Johnny Football is reaching such a level of fame that I sometimes forget that his real name is Johnny Manziel (if he flops and becomes an NFL backup, will we still call him Johnny Football?). You would probably believe it if he eradicated world poverty or starvation or made the Redskins stop being racist or destroyed the NCAA.
Wait, Johnny Manziel may have actually just destroyed the NCAA. Seriously. He revealed a loophole that may allow college football players to be paid, within NCAA rules.
Last week Manziel’s corporation, JMan2 Enterprises — can you imagine the Christmas parties? — filed a lawsuit against a man who was selling “Johnny Football” t-shirts. While Manziel can’t profit off the direct sale of t-shirts featuring his name or likeness, the NCAA has ruled that he can trademark the phrase and protect his property interest from being infringed upon…
(And) Manziel can’t directly profit off the sale of licensed products featuring his likeness, but he can pocket any proceeds that arise from a trademark lawsuit. Which is basically the same thing.
Raising this interesting question, what’s to keep a bunch of Texas A&M boosters from intentionally infringing on Manziel’s trademark, being sued for doing so, and then settling out of court for hundreds of thousands of dollars in legal payments to Manziel?
In other words, isn’t this ruling a license for boosters to legally pay Manziel to play college football?

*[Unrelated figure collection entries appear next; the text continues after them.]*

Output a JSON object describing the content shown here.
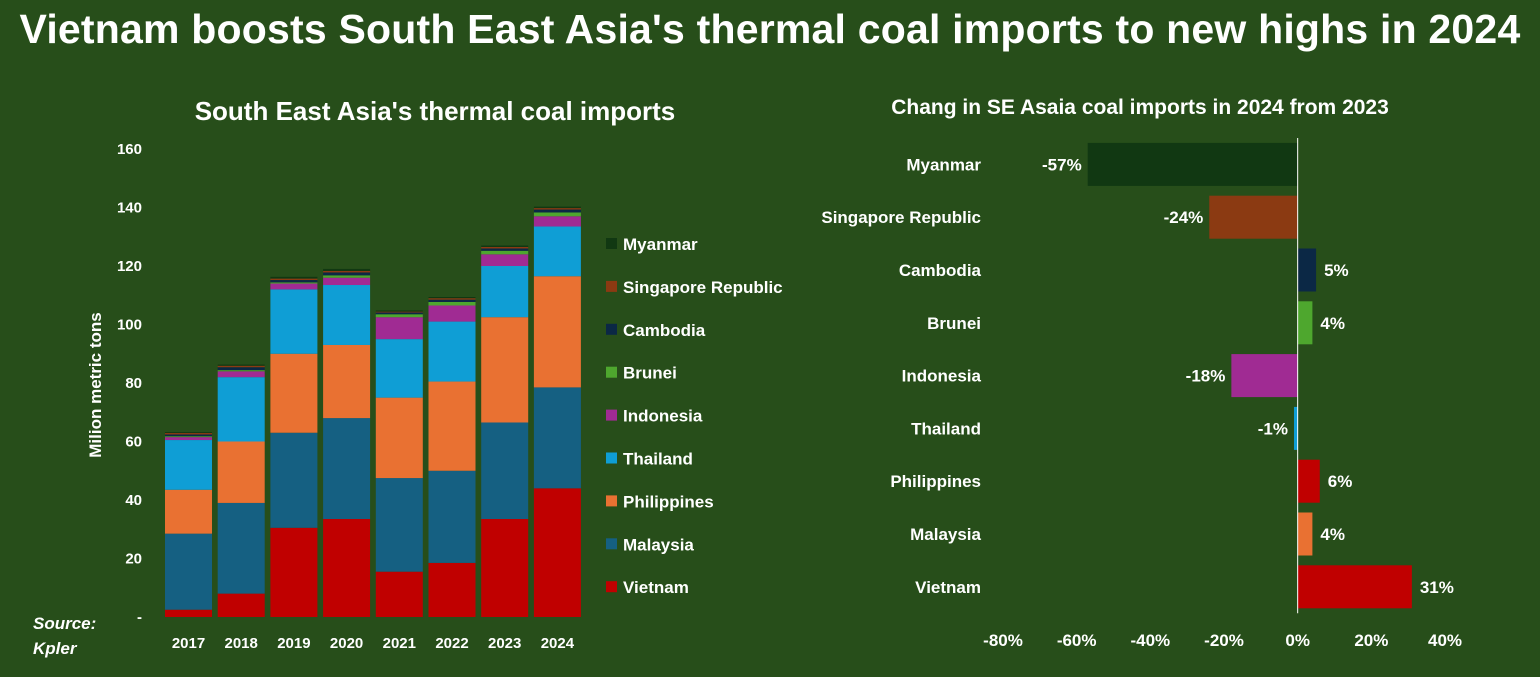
{
  "title": "Vietnam boosts South East Asia's thermal coal imports to new highs in 2024",
  "source": "Source:\nKpler",
  "colors": {
    "background": "#274e1a",
    "Myanmar": "#113812",
    "Singapore Republic": "#8b3a12",
    "Cambodia": "#0b2845",
    "Brunei": "#4ea72e",
    "Indonesia": "#a02b93",
    "Thailand": "#0f9ed5",
    "Philippines": "#e97132",
    "Malaysia": "#156082",
    "Vietnam": "#c00000"
  },
  "chart_data": [
    {
      "type": "bar",
      "stacked": true,
      "title": "South East Asia's thermal coal imports",
      "ylabel": "Milion metric tons",
      "xlabel": "",
      "ylim": [
        0,
        160
      ],
      "yticks": [
        0,
        20,
        40,
        60,
        80,
        100,
        120,
        140,
        160
      ],
      "ytick_labels": [
        "-",
        "20",
        "40",
        "60",
        "80",
        "100",
        "120",
        "140",
        "160"
      ],
      "legend_position": "right",
      "categories": [
        "2017",
        "2018",
        "2019",
        "2020",
        "2021",
        "2022",
        "2023",
        "2024"
      ],
      "series": [
        {
          "name": "Vietnam",
          "values": [
            2.5,
            8,
            30.5,
            33.5,
            15.5,
            18.5,
            33.5,
            44
          ]
        },
        {
          "name": "Malaysia",
          "values": [
            26,
            31,
            32.5,
            34.5,
            32,
            31.5,
            33,
            34.5
          ]
        },
        {
          "name": "Philippines",
          "values": [
            15,
            21,
            27,
            25,
            27.5,
            30.5,
            36,
            38
          ]
        },
        {
          "name": "Thailand",
          "values": [
            17,
            22,
            22,
            20.5,
            20,
            20.5,
            17.5,
            17
          ]
        },
        {
          "name": "Indonesia",
          "values": [
            1,
            2,
            2,
            2.5,
            7.5,
            5.5,
            4,
            3.5
          ]
        },
        {
          "name": "Brunei",
          "values": [
            0.3,
            0.4,
            0.4,
            0.8,
            1,
            1.2,
            1.2,
            1.3
          ]
        },
        {
          "name": "Cambodia",
          "values": [
            0.6,
            1,
            0.8,
            1,
            0.6,
            0.8,
            0.8,
            1
          ]
        },
        {
          "name": "Singapore Republic",
          "values": [
            0.5,
            0.5,
            0.5,
            0.5,
            0.3,
            0.5,
            0.5,
            0.5
          ]
        },
        {
          "name": "Myanmar",
          "values": [
            0.3,
            0.4,
            0.6,
            0.7,
            0.4,
            0.4,
            0.5,
            0.5
          ]
        }
      ],
      "legend_order": [
        "Myanmar",
        "Singapore Republic",
        "Cambodia",
        "Brunei",
        "Indonesia",
        "Thailand",
        "Philippines",
        "Malaysia",
        "Vietnam"
      ]
    },
    {
      "type": "bar",
      "orientation": "horizontal",
      "title": "Chang in SE Asaia coal imports in 2024 from 2023",
      "xlabel": "",
      "ylabel": "",
      "xlim": [
        -80,
        40
      ],
      "xticks": [
        -80,
        -60,
        -40,
        -20,
        0,
        20,
        40
      ],
      "xtick_labels": [
        "-80%",
        "-60%",
        "-40%",
        "-20%",
        "0%",
        "20%",
        "40%"
      ],
      "categories": [
        "Myanmar",
        "Singapore Republic",
        "Cambodia",
        "Brunei",
        "Indonesia",
        "Thailand",
        "Philippines",
        "Malaysia",
        "Vietnam"
      ],
      "values": [
        -57,
        -24,
        5,
        4,
        -18,
        -1,
        6,
        4,
        31
      ],
      "value_labels": [
        "-57%",
        "-24%",
        "5%",
        "4%",
        "-18%",
        "-1%",
        "6%",
        "4%",
        "31%"
      ],
      "bar_colors": [
        "#113812",
        "#8b3a12",
        "#0b2845",
        "#4ea72e",
        "#a02b93",
        "#0f9ed5",
        "#c00000",
        "#e97132",
        "#c00000"
      ]
    }
  ]
}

Travis suggests that every star player should do this and have a booster agree to conspire and later settle with them.
We can’t be sure that boosters would actually be willing to do this, but it’s possible. I mean, the booster would either have to be acting secretly on the school’s behalf (which seems risky since this would be so public), or defy the school’s wishes, in which case they’d probably be threatened.
But why did the NCAA recently rule that Manziel and others can profit from legal action? Well, Travis suggests that the NCAA actually created this embarrassing loophole, because of a four-year old lawsuit by the players against the NCAA and EA Sports. Basically, the players want to get paid for being showcased in a massively-popular video game. Travis thinks the NCAA is nervous that they’ll have to settle, so they created a loophole.
If the NCAA ends up settling this case — which it would likely do if the case is certified as a class action — then those payments would violate NCAA rules, rendering every current player ineligible under NCAA rules. Yep, the NCAA would become the greatest infringer of NCAA rules in the history of amateur athletics. What a fitting ending to the organization.
So what does the NCAA do to avoid this rule violation? It does what all dishonest dictatorships do, it creates an exception to the rules — payments resulting from lawsuits seeking to protect trademarks or likenesses do not violate NCAA rules on improper benefits.
So, the NCAA would break its own rule, publicly and overtly, if it settled. The loophole allows them to settle, within the rules. But it also creates a new loophole that players can potentially exploit (though it will likely need the cooperation of boosters).
To sum up, the NCAA is trying to save its ass, but might be digging its own grave. Or at least making itself look really dumb. And players may get some money. This is very exciting. Hopefully, it amounts to something.
Travis says that “Johnny Manziel just killed the NCAA.” That may be an exaggeration, but I really, really hope it’s not.